Data Exfiltration Trends Shift: Copy-and-Paste Surpasses File Transfers

Copy-and-paste actions have now surpassed file transfers as the primary method of corporate data exfiltration. This shift is significantly influenced by the rise of generative artificial intelligence, or genAI.

According to a report highlighted by LayerX CEO Or Eshed, 77% of employees are engaging in copy-pasting data into AI prompts, with 32% of all copy-pastes from corporate accounts to non-corporate accounts occurring within genAI tools.

This trend underscores a major evolution in how sensitive corporate information is being handled and potentially leaked. The report indicates that genAI now accounts for 11% of enterprise application usage, with adoption rates accelerating faster than many data loss prevention controls can adapt.

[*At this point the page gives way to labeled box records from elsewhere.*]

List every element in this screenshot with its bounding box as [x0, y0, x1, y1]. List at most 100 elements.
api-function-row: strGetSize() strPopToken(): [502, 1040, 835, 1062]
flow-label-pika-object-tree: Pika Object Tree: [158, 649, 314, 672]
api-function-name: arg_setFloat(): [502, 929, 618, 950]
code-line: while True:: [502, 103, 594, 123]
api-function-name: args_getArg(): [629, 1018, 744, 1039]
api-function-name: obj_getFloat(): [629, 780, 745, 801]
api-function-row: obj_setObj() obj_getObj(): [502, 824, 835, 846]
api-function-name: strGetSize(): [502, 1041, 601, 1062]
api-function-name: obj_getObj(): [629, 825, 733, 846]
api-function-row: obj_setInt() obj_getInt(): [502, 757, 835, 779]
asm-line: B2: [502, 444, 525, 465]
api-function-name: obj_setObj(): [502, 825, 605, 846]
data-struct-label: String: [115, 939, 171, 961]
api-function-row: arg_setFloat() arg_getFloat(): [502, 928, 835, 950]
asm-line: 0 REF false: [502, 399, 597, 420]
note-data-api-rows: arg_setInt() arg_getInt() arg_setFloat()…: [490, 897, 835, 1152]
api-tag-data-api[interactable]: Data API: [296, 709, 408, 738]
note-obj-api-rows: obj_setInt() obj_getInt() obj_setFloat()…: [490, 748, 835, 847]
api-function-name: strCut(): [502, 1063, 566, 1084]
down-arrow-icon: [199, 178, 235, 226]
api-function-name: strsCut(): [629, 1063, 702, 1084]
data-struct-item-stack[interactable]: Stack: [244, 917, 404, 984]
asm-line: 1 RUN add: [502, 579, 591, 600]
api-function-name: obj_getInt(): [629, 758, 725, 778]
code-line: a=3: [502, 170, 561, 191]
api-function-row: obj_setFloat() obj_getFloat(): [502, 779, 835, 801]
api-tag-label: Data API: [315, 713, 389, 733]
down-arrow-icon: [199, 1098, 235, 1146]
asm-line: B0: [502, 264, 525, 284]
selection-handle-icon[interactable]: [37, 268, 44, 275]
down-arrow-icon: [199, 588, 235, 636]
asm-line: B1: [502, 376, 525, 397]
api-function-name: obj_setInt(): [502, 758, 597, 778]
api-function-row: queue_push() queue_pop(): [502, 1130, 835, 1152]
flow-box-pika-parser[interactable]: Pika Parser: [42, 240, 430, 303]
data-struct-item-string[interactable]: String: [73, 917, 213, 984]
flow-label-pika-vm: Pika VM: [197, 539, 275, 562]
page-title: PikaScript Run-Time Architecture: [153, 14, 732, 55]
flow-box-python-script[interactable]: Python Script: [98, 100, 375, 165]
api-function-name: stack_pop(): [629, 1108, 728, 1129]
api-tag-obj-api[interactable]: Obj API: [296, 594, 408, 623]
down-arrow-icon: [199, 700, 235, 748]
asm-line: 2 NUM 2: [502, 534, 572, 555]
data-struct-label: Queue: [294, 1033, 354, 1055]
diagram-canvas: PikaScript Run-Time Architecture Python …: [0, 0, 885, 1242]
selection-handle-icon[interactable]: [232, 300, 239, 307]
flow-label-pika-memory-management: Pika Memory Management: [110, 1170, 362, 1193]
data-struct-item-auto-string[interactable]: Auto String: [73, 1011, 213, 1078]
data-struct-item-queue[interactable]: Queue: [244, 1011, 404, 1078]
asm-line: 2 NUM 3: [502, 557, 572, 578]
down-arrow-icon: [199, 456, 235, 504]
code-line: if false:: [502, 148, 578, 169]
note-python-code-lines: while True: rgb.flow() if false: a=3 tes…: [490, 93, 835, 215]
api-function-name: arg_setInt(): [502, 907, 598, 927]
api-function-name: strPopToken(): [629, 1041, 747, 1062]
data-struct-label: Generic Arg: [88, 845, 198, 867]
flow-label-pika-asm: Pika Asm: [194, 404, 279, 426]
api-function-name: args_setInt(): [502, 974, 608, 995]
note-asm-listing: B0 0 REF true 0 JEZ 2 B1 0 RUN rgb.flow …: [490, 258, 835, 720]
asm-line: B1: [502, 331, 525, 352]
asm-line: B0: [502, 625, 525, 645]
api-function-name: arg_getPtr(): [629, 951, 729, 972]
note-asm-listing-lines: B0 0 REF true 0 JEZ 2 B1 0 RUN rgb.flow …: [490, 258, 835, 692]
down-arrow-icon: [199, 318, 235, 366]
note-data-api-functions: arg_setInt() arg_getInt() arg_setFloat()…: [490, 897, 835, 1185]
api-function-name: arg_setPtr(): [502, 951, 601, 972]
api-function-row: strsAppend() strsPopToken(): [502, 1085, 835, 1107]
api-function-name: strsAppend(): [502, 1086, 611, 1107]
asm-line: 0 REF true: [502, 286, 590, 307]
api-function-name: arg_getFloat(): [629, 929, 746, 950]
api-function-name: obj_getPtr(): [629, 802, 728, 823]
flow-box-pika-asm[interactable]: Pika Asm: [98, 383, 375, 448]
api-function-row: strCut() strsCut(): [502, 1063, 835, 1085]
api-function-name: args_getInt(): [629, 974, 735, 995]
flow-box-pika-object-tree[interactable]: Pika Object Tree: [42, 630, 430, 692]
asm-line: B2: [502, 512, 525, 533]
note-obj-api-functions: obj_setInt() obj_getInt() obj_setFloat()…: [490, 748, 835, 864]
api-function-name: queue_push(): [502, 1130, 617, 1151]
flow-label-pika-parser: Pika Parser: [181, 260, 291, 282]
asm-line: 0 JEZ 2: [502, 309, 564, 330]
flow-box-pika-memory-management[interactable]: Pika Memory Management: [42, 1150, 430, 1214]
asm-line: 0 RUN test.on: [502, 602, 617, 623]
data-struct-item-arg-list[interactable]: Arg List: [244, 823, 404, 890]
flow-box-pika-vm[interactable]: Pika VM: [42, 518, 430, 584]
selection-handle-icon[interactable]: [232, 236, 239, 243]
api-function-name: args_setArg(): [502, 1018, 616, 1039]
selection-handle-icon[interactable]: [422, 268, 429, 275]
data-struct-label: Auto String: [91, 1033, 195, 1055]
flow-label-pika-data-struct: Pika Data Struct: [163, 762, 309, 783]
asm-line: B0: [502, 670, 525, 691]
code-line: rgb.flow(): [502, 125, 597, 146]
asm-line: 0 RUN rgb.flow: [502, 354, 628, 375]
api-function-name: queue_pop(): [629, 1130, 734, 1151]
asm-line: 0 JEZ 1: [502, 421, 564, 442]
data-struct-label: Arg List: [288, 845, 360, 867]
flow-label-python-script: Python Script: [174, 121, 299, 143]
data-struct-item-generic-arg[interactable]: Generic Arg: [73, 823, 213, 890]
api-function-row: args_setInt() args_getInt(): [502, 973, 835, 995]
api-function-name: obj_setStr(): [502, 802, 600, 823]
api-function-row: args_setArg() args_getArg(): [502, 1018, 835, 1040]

Notably, 45% of employees actively use AI tools, and among these, 67% access them via personal accounts. ChatGPT, in particular, has emerged as the dominant player, comprising 92% of all AI tool usage.

The implications of these findings are significant for corporate governance and cybersecurity. Traditional data governance frameworks, which were originally designed for managing email, file-sharing, and sanctioned software as a service applications, have not anticipated the extent of data leakage through browser prompts.

As the LayerX report states, the governance of AI tools' access to corporate data needs to be prioritized immediately. The emergence of AI-driven browsers such as OpenAI's Atlas and Perplexity's Comet further complicates these challenges.

Organizations must adapt their security protocols to effectively address these evolving vulnerabilities in data protection. The report serves as a critical reminder of the urgent need for businesses to rethink their cybersecurity strategies in light of the growing use of generative AI in the workplace.